No time to write any more.   

All my love, my precious sweetheart

Your devoted       

Will          

 

Source Note: TLS, DLC-MSS, William S. Sims Papers, Box 10.

Footnote 1: The Return of the Mayflower, see: Illustrations for May 1917.

Footnote 2: Bernard F. Gribble.

Footnote 3: The painting is in the collection of the U.S. Naval Academy so presumably Sims donated it to that institution. Conversation with Pam Overmann, Art Curator, Naval History and Heritage Command, 8/21/18.

Footnote 4: Adm. Henry T. Mayo arrived in Europe on 10 September, to begin his inspection tour. Mayo to William S. Benson, 18 September 1918, DLC-MSS, Henry T. Mayo Papers, Box 10.

Footnote 5: Franklin D. Roosevelt.

Footnote 6: Charles H. Grasty was an American correspondent who reported for the New York Times. It is not known what “clipping” is being referred to by Sims.

Footnote 7: For more on the decorations, see: Benson to Sims, 29 August 1918.

Footnote 8: Gompers was founder and president of the American Federation of Labor (AFL).
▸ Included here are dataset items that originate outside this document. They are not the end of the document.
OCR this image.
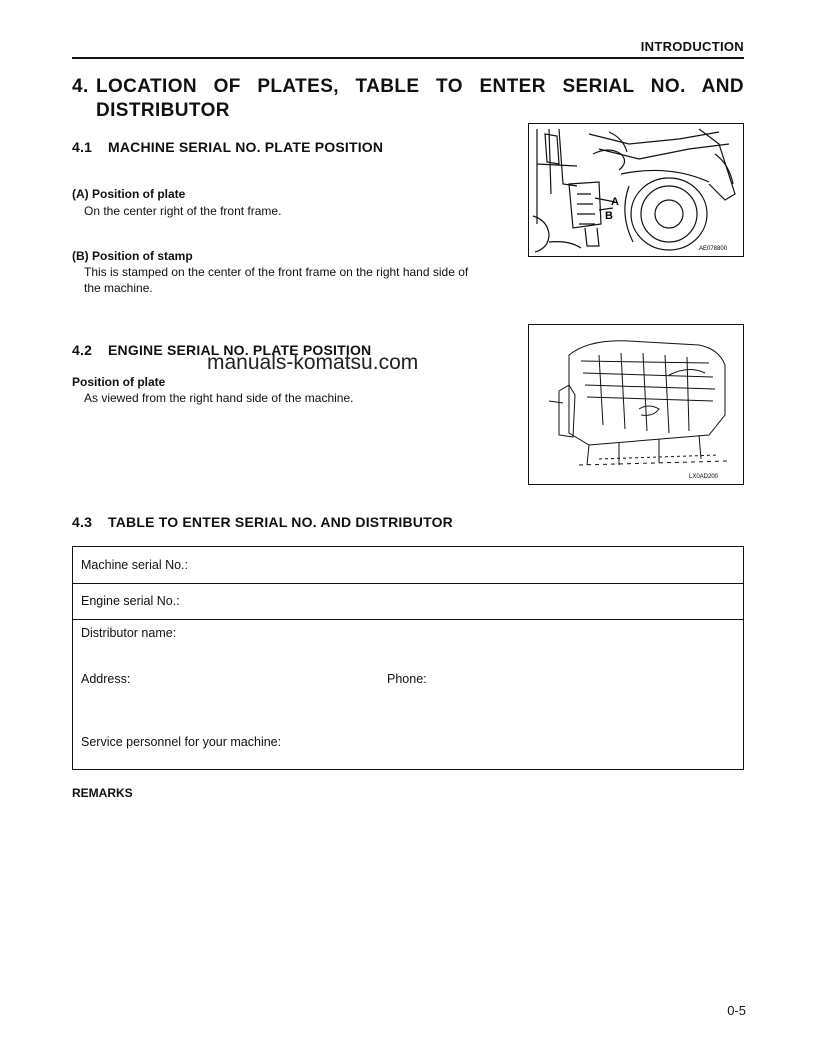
INTRODUCTION
4. LOCATION OF PLATES, TABLE TO ENTER SERIAL NO. AND
DISTRIBUTOR
4.1 MACHINE SERIAL NO. PLATE POSITION
(A) Position of plate
On the center right of the front frame.
(B) Position of stamp
This is stamped on the center of the front frame on the right hand side of
the machine.
A
B
AE078800
4.2 ENGINE SERIAL NO. PLATE POSITION
manuals-komatsu.com
Position of plate
As viewed from the right hand side of the machine.
LX0AD200
4.3 TABLE TO ENTER SERIAL NO. AND DISTRIBUTOR
Machine serial No.:
Engine serial No.:
Distributor name:
Address:	Phone:
Service personnel for your machine:
REMARKS
0-5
In contrast with the more radical International Workers of the World, the AFL supported the war effort. For an in-depth consideration see Peter J. Albert and Grace Palladino, eds., The Samuel Gompers Papers, vol. 10, The American Federation of Labor and the Great War, 1917-18 (Urbana-Champaign: University of Illinois Press, 2007).
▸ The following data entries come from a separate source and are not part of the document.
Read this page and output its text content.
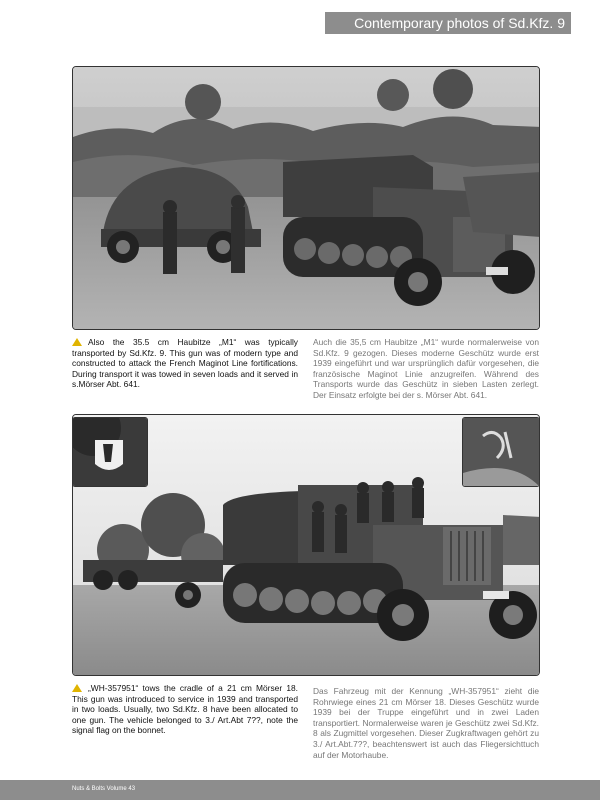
Contemporary photos of Sd.Kfz. 9
Also the 35.5 cm Haubitze „M1“ was typically transported by Sd.Kfz. 9. This gun was of modern type and constructed to attack the French Maginot Line fortifications. During transport it was towed in seven loads and it served in s.Mörser Abt. 641.
Auch die 35,5 cm Haubitze „M1“ wurde normalerweise von Sd.Kfz. 9 gezogen. Dieses moderne Geschütz wurde erst 1939 eingeführt und war ursprünglich dafür vorgesehen, die französische Maginot Linie anzugreifen. Während des Transports wurde das Geschütz in sieben Lasten zerlegt. Der Einsatz erfolgte bei der s. Mörser Abt. 641.
„WH-357951“ tows the cradle of a 21 cm Mörser 18. This gun was introduced to service in 1939 and transported in two loads. Usually, two Sd.Kfz. 8 have been allocated to one gun. The vehicle belonged to 3./ Art.Abt 7??, note the signal flag on the bonnet.
Das Fahrzeug mit der Kennung „WH-357951“ zieht die Rohrwiege eines 21 cm Mörser 18. Dieses Geschütz wurde 1939 bei der Truppe eingeführt und in zwei Laden transportiert. Normalerweise waren je Geschütz zwei Sd.Kfz. 8 als Zugmittel vorgesehen. Dieser Zugkraftwagen gehört zu 3./ Art.Abt.7??, beachtenswert ist auch das Fliegersichttuch auf der Motorhaube.
Nuts & Bolts Volume 43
Footnote 9: Lewis was a Senator from Illinois and the first to hold the title of party “whip” in the Senate.

Footnote 10: Cmdr. Frank H. Sadler.

Footnote 11: Sims’ personal aide Cmdr. John V. Babcock.
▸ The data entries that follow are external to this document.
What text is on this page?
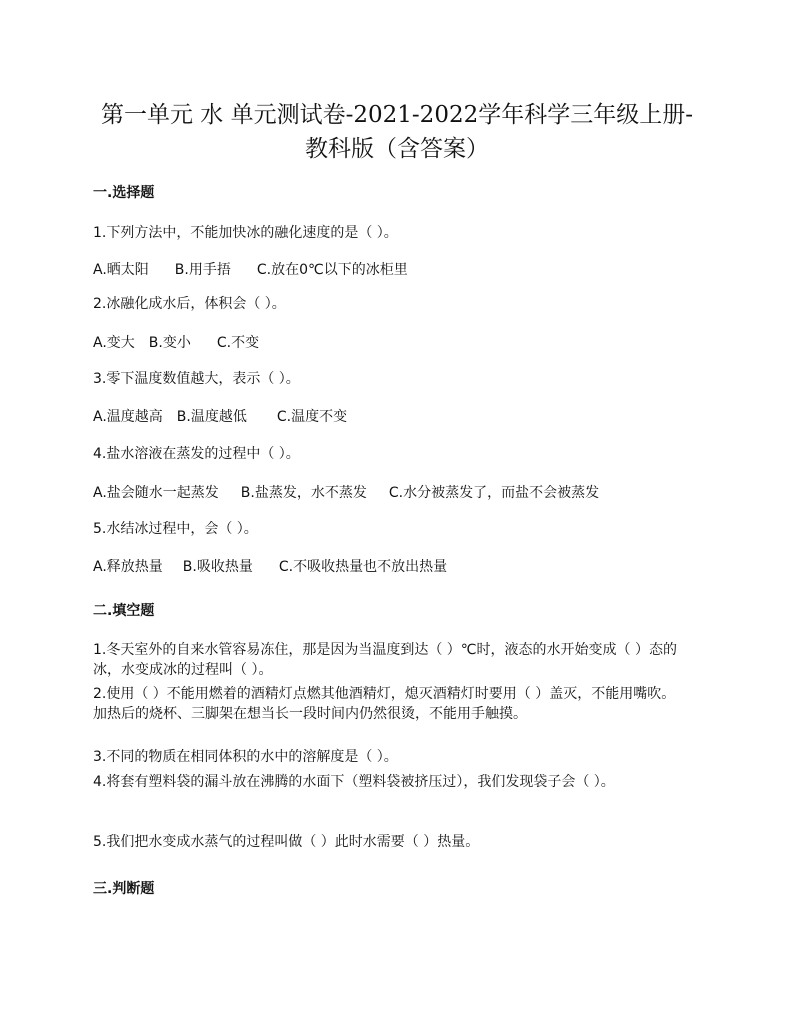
第一单元 水 单元测试卷-2021-2022学年科学三年级上册-
教科版（含答案）
一.选择题
1.下列方法中，不能加快冰的融化速度的是（ ）。
A.晒太阳 B.用手捂 C.放在0℃以下的冰柜里
2.冰融化成水后，体积会（ ）。
A.变大 B.变小 C.不变
3.零下温度数值越大，表示（ ）。
A.温度越高 B.温度越低 C.温度不变
4.盐水溶液在蒸发的过程中（ ）。
A.盐会随水一起蒸发 B.盐蒸发，水不蒸发 C.水分被蒸发了，而盐不会被蒸发
5.水结冰过程中，会（ ）。
A.释放热量 B.吸收热量 C.不吸收热量也不放出热量
二.填空题
1.冬天室外的自来水管容易冻住，那是因为当温度到达（ ）℃时，液态的水开始变成（ ）态的冰，水变成冰的过程叫（ ）。
2.使用（ ）不能用燃着的酒精灯点燃其他酒精灯，熄灭酒精灯时要用（ ）盖灭，不能用嘴吹。加热后的烧杯、三脚架在想当长一段时间内仍然很烫，不能用手触摸。
3.不同的物质在相同体积的水中的溶解度是（ ）。
4.将套有塑料袋的漏斗放在沸腾的水面下（塑料袋被挤压过），我们发现袋子会（ ）。
5.我们把水变成水蒸气的过程叫做（ ）此时水需要（ ）热量。
三.判断题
Footnote 12: The newspaper was named the Boston Evening Transcript.

Footnote 13: Nothing more is known about this supposed meeting between the editor of the newspaper, Joseph Edgar Chamberlain, and President Woodrow Wilson. It seems Sims miswrote. From what else he wrote here, it appears that he meant to say that the Boston Transcript would oppose him.

Footnote 14: Chamberlain claimed that while on furlough, he visited a British sector, borrowed a British airplane and in a flight over the front lines took part in a battle with twelve German machines. He asserted he destroyed five German planes, damaged two and then, “sweeping earthward in his damaged machine, scattered a detachment of Germans, landing and took a German prisoner by pretending a compass was a bomb, and then carried a wounded French soldier to safety.” British officers challenged Chamberlain’s story, whereupon he was court martialed and dismissed from the service. His claimed exploits and his dismissal become the subject of a U.S. Senate investigation after the war. Sacramento Union, 22 June 1921.

Footnote 15: William James “Jimmy” Wilde.